Amazon Pharmacy could change that model, capturing or demanding volume discounts and making these non-specialty medications affordable on a cash basis. That move, along with the continued digitization of healthcare and care delivered in lower cost settings, would shift more health insurance to catastrophic coverage as prices drop for routine care and procedures.
Amazon is a formidable opponent, whether it plans to sweep the board or be content with a draw. The company may have as many as 126 million Prime members in the U.S., and is now positioned to make prescription drug order and delivery as simple as any Prime shipment. Amazon Pharmacy could prove disruptive simply by siphoning away in-store traffic and reshaping customer expectations of how prescriptions should be filled, delivered and renewed.
As one major news outlet said, pharmacies can’t ignore the Amazon drug threat. Payers need to be wary of it as well.
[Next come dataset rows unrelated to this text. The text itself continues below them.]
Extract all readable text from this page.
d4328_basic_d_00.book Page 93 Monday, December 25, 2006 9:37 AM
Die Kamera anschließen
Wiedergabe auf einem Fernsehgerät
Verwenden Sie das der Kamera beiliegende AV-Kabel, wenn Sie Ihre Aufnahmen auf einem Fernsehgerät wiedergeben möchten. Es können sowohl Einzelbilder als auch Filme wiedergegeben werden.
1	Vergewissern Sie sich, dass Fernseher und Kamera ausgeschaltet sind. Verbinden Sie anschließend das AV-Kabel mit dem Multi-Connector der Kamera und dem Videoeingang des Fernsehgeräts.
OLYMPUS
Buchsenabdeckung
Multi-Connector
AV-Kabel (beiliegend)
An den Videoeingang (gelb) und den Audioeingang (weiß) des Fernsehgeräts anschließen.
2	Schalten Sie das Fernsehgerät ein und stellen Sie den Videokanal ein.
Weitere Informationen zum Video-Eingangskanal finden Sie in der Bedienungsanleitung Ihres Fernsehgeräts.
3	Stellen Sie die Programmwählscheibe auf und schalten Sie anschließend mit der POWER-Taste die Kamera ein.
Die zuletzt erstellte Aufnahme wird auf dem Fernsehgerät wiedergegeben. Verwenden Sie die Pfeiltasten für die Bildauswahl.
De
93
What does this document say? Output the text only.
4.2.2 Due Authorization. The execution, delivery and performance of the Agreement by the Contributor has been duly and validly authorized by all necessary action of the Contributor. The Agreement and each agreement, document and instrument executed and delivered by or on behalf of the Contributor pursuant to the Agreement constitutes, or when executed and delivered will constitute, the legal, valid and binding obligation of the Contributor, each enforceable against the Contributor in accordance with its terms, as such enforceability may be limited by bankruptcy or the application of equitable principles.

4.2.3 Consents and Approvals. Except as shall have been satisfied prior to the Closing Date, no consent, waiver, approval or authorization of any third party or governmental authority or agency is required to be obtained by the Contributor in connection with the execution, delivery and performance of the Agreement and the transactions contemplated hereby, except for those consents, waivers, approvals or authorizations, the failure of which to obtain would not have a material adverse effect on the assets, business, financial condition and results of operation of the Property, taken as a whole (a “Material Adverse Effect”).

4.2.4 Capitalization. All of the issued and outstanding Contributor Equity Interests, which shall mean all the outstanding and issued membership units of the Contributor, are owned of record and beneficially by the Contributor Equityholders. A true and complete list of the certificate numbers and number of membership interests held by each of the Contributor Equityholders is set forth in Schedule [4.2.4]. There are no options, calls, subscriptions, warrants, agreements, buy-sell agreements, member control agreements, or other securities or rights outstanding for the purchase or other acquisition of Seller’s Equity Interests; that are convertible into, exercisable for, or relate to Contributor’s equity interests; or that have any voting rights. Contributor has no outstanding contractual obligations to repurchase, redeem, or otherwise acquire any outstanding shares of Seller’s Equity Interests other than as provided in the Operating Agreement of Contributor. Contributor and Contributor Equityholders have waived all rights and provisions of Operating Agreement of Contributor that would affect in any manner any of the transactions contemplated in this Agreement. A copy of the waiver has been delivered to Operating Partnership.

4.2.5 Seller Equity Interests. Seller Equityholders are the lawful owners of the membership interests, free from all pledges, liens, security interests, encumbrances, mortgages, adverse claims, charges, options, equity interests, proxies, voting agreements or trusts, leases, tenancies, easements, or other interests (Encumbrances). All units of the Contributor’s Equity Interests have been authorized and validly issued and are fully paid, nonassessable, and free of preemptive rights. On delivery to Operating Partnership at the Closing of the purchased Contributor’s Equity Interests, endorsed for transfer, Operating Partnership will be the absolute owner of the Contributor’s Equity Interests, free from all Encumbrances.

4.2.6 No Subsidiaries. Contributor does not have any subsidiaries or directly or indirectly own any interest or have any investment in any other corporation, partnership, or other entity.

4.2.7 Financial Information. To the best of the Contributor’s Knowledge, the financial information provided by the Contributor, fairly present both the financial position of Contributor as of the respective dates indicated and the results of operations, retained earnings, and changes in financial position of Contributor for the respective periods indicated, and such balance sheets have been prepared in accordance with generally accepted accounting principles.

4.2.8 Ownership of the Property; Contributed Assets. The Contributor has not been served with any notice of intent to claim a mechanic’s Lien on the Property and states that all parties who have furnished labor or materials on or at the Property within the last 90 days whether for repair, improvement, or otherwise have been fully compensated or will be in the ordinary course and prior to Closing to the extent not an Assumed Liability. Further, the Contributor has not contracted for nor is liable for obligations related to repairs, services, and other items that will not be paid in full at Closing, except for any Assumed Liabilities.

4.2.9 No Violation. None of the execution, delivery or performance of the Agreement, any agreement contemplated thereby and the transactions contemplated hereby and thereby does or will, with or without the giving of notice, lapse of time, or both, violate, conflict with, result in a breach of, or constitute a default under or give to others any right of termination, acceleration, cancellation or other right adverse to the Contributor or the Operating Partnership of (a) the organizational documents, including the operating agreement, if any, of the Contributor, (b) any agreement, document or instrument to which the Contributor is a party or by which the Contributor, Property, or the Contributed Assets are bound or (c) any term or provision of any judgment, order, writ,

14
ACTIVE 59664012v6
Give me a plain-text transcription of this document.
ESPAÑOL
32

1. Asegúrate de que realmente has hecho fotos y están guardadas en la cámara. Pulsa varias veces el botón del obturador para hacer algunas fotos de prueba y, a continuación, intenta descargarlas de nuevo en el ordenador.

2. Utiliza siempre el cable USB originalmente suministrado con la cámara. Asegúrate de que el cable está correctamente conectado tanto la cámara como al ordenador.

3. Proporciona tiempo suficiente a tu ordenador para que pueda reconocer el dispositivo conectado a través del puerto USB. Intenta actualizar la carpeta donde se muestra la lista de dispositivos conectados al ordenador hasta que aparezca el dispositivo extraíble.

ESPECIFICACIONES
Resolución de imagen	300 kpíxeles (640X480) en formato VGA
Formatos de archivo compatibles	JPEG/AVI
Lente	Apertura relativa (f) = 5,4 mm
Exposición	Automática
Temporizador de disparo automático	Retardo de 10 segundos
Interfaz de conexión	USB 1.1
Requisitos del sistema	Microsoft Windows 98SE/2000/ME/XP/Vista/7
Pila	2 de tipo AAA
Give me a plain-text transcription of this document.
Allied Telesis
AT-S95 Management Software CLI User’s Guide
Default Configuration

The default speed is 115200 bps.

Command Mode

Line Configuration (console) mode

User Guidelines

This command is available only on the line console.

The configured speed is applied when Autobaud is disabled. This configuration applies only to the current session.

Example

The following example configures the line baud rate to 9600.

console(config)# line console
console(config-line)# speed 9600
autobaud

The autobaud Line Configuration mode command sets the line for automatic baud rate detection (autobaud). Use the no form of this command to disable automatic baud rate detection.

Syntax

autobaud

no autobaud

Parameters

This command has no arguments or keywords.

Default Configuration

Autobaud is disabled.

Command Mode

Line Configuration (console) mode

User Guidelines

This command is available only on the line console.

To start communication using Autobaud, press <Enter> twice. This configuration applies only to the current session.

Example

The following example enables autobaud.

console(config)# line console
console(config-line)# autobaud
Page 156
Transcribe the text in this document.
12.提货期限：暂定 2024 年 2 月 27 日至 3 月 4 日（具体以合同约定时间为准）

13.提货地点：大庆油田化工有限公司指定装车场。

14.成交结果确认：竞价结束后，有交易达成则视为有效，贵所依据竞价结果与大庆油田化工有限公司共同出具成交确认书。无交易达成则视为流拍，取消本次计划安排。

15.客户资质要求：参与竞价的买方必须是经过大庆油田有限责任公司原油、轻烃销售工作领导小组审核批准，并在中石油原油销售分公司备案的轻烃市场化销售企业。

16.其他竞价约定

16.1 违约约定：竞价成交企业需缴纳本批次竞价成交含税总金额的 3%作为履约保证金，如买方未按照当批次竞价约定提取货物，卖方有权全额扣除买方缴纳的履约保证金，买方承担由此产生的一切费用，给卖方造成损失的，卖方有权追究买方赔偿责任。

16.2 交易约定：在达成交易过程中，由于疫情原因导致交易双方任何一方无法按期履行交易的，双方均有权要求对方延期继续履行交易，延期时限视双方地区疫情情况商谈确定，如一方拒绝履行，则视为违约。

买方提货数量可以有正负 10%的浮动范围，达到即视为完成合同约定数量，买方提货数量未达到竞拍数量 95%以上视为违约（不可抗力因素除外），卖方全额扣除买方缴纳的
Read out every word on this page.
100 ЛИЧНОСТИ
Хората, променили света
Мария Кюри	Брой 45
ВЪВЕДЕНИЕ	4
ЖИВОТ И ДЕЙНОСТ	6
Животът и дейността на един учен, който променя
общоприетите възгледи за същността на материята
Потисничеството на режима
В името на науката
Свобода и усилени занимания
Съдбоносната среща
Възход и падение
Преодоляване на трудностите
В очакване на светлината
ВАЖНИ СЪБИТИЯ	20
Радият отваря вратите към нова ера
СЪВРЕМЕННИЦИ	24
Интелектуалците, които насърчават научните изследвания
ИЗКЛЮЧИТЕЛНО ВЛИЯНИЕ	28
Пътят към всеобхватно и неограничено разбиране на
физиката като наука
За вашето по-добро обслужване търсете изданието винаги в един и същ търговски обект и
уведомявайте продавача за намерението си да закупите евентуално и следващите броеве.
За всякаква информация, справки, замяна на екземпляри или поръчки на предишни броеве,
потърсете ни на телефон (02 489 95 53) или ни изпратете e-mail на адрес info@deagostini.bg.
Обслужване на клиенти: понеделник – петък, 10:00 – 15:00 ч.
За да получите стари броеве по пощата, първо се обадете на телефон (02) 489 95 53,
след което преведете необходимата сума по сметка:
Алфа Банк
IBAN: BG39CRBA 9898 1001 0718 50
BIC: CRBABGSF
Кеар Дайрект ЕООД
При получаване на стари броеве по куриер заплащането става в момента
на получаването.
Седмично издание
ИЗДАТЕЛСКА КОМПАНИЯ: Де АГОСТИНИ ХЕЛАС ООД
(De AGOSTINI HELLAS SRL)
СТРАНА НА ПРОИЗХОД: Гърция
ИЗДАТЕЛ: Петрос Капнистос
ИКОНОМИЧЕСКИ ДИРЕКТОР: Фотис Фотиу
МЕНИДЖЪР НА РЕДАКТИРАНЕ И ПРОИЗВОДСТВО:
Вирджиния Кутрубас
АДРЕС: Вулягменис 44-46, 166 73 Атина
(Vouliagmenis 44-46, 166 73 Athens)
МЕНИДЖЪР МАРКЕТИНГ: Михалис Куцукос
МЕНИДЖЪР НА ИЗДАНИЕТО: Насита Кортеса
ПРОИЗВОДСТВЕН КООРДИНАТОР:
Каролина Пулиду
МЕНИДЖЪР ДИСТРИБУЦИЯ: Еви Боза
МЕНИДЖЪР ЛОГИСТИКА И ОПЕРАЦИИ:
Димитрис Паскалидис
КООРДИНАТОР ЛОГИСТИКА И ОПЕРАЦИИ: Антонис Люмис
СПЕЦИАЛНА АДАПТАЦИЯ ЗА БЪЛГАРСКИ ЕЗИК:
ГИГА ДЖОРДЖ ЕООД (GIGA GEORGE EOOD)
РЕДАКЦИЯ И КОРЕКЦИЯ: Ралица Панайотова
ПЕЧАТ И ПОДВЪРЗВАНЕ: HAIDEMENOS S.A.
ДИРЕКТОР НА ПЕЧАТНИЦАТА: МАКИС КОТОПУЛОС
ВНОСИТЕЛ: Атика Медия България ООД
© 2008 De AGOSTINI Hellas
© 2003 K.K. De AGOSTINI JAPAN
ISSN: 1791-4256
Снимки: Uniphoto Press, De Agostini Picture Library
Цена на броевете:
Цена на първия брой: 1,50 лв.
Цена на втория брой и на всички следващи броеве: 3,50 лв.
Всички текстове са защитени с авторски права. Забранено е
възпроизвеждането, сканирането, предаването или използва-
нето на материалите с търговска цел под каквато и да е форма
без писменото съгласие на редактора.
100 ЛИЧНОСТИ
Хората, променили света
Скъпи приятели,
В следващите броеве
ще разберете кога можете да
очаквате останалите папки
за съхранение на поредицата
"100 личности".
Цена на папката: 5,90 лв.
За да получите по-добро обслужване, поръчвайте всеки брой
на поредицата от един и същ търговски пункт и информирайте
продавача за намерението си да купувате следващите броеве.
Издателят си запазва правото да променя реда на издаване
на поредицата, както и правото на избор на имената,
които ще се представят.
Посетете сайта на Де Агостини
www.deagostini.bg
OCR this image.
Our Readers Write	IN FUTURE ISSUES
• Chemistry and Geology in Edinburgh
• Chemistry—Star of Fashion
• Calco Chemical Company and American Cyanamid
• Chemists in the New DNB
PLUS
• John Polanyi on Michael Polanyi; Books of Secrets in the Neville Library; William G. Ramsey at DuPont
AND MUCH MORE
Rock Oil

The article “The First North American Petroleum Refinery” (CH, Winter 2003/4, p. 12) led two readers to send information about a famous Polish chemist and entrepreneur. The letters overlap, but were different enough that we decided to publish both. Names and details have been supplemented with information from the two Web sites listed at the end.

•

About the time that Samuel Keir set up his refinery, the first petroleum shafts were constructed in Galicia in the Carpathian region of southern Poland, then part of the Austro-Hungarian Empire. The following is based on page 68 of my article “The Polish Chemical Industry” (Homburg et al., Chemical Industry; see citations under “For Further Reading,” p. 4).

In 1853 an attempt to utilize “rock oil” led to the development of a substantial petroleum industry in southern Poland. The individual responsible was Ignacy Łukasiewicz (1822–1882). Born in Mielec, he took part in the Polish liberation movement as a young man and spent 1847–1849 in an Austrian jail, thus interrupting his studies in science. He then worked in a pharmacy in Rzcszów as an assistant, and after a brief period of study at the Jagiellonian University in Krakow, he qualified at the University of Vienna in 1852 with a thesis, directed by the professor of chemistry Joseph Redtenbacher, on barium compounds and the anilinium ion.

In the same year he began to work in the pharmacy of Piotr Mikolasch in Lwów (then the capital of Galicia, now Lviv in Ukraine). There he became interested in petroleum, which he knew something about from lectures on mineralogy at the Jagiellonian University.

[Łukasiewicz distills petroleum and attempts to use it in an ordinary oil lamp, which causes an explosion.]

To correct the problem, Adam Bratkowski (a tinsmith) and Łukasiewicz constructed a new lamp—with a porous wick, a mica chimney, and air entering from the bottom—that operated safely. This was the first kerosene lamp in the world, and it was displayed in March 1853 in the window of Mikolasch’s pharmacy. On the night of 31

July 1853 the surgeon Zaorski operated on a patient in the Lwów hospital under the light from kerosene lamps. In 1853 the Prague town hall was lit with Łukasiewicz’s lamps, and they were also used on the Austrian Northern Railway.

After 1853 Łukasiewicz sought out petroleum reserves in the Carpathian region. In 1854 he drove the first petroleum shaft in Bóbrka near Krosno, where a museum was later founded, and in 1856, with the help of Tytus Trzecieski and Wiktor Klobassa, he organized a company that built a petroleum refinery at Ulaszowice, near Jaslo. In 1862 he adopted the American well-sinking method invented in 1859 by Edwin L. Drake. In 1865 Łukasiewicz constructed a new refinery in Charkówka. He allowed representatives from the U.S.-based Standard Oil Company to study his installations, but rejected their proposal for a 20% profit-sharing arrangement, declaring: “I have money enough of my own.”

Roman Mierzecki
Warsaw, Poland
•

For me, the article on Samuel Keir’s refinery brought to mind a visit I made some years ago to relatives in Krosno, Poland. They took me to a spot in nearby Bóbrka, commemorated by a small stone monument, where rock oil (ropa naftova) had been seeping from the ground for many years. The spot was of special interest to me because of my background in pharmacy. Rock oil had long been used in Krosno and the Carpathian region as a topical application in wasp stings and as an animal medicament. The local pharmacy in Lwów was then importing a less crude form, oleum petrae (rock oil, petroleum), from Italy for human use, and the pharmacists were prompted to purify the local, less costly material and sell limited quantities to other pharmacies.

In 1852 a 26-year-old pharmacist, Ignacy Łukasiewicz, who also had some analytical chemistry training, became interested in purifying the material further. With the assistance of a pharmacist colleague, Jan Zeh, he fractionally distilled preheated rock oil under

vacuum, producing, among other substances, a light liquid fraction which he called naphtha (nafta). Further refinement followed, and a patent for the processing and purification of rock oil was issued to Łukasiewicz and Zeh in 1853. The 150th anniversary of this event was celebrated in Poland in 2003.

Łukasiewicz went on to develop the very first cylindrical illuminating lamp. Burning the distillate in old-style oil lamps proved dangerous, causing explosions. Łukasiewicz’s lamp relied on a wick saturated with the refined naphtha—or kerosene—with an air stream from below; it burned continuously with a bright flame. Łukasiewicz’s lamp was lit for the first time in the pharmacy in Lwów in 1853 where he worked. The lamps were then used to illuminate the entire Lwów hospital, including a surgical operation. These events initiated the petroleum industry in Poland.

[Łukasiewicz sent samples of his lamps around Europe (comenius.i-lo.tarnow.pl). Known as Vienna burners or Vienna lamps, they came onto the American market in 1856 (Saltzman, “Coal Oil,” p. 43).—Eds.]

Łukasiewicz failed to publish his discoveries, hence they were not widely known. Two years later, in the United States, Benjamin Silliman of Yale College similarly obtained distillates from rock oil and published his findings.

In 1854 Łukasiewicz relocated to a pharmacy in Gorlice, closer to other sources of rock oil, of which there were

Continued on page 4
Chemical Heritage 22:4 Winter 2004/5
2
Here are some key steps for preparing for Amazon’s endgame:
- Improve pharmacy consultations. Several pharmacy executives have rebuffed Amazon’s move by pointing out that good pharmacies do more than deliver drugs. Yet, anecdotally, the average “pharmacy consult” happens at a counter with several other people in line and generally is a quick review of any unusual instructions and contraindications. By contrast, Amazon is promising pharmacist availability 24×7. Specialty pharmacies already do this with nurse support and on-call pharmacists; PBMs and pharmacies may need to expand that level of service to non-specialty drugs. AI agents and self-service portals could be useful tools.
- Build a retail-like mail order experience. In our experience, most pharmacies focus on the operations efficiency of their programs instead of the customer experience. The result: clunky interactive voice mail menus and an experience that is generally not intuitive or user friendly. Amazon will likely blend its pharmacy orders into its familiar interface, whether through its app or online, capture order histories and, generally, turn ordering a prescription into a retail experience. Incumbents need to reimagine their order-entry processes from the consumers’ point of view, with multichannel support and intuitive workflows.
- Bundle. Amazon has built out its medical supply offerings and conceivably could bundle those with relevant prescriptions, such as glucose monitoring kits and sharps containers for customers ordering insulin. Such a strategy would make ordering from Amazon even more convenient. Incumbents can adopt similar merchandising strategies.
- Assume Amazon has something bigger in mind. Given its Berkshire and Chase affiliations and the healthcare activities the company has under way, expect Amazon to have a plan for capturing, say, the 21% of 30- to 44-year-olds who buy high-deductible health plans while also setting healthcare delivery expectations among younger, price-sensitive Gen Z consumers it appears to be targeting as Prime members. One way to respond is to play where the company isn’t right now, such as in the growing specialty drug market. Another is to create new business models, such as offering individualized and flexible catastrophic coverage. A 30-year-old who loves downhill skiing likely needs different coverage parameters and costs than a 30-year-old gamer.
Amazon Pharmacy may be analogous to Amazon’s venture into groceries, which has yet to upend the supermarket model. Yet the purchase of Whole Foods gave Amazon a physical network it has integrated into its delivery logistics. Amazon has the capitalization and the customers to roam the board and, like the best chess masters, pounce from seemingly harmless positions to win the game.